Mr. Joshi, learned counsel for the Revenue, has submitted before us that the Tribunal has erred in holding that the assessee was entitled to claim the said amounts as permissible deductions. He has argued that the assessee being an insurance company, the profits and gains of its business had to be determined in accordance with the rules contained in the schedule to the IT Act, in view of the provisions of S. 10(7) of the Act. The assessee was doing general insurance business, and, therefore, r. 6 of the said schedule was the appropriate rule under which the profits and gains of its business had to be computed.

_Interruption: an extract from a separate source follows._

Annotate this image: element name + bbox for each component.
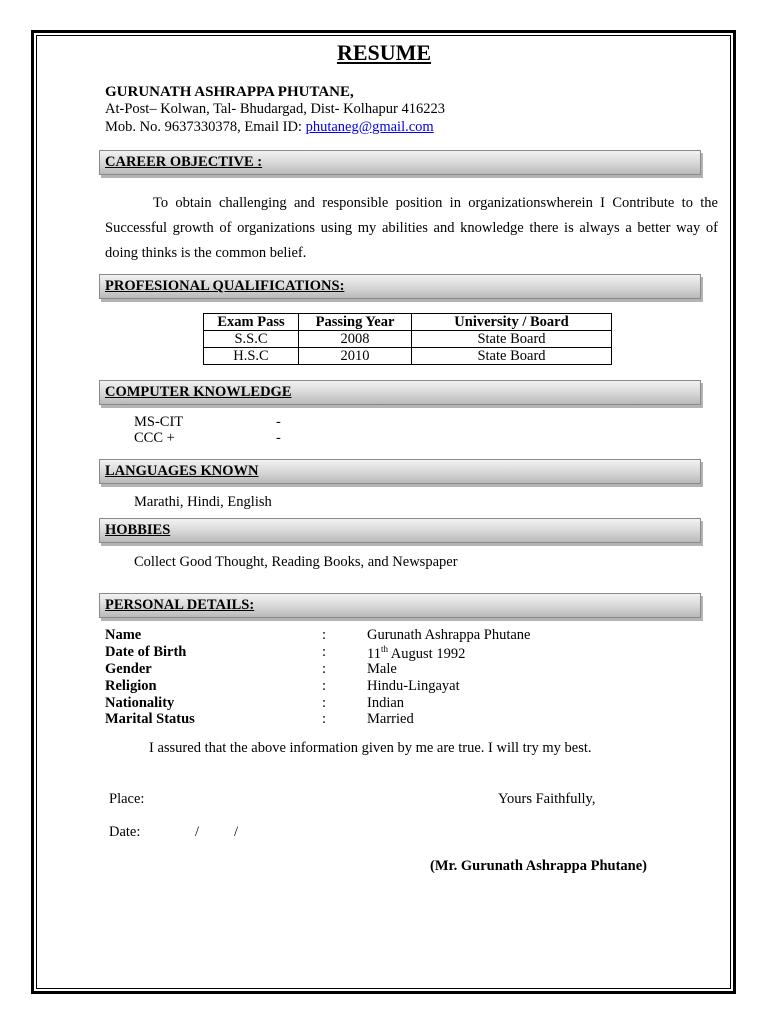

That rule provided that in computing the profits and gains of the business of general insurance the said profits had to be taken as the balance of the profits disclosed by the annual accounts which the assessee company had furnished to the Controller of Insurance under the Insurance Act, and the balance of profits shown in this account had to be further adjusted by the ITO so as to exclude from it any expenditure other than the expenditure which was properly admissible under S. 10 of the Act. According to Mr. Joshi in the annual accounts which the assessee had submitted to the Controller of Insurance, the balance of profits disclosed was Rs. 1,42,309 -15 -1 in the asst. year 1957 -58, i.e., in the calendar year 1956, and Rs. 1,81,852.96 nP. in the next year. Under r. 6, according to Mr. Joshi, there was no question of reducing the balance of profits so disclosed by the assessee in its annual accounts in arriving at its assessable profits, because what the rule permitted was only to add back to the said figure such amounts of expenditure which were other than the expenditure properly deductible under S. 10(2).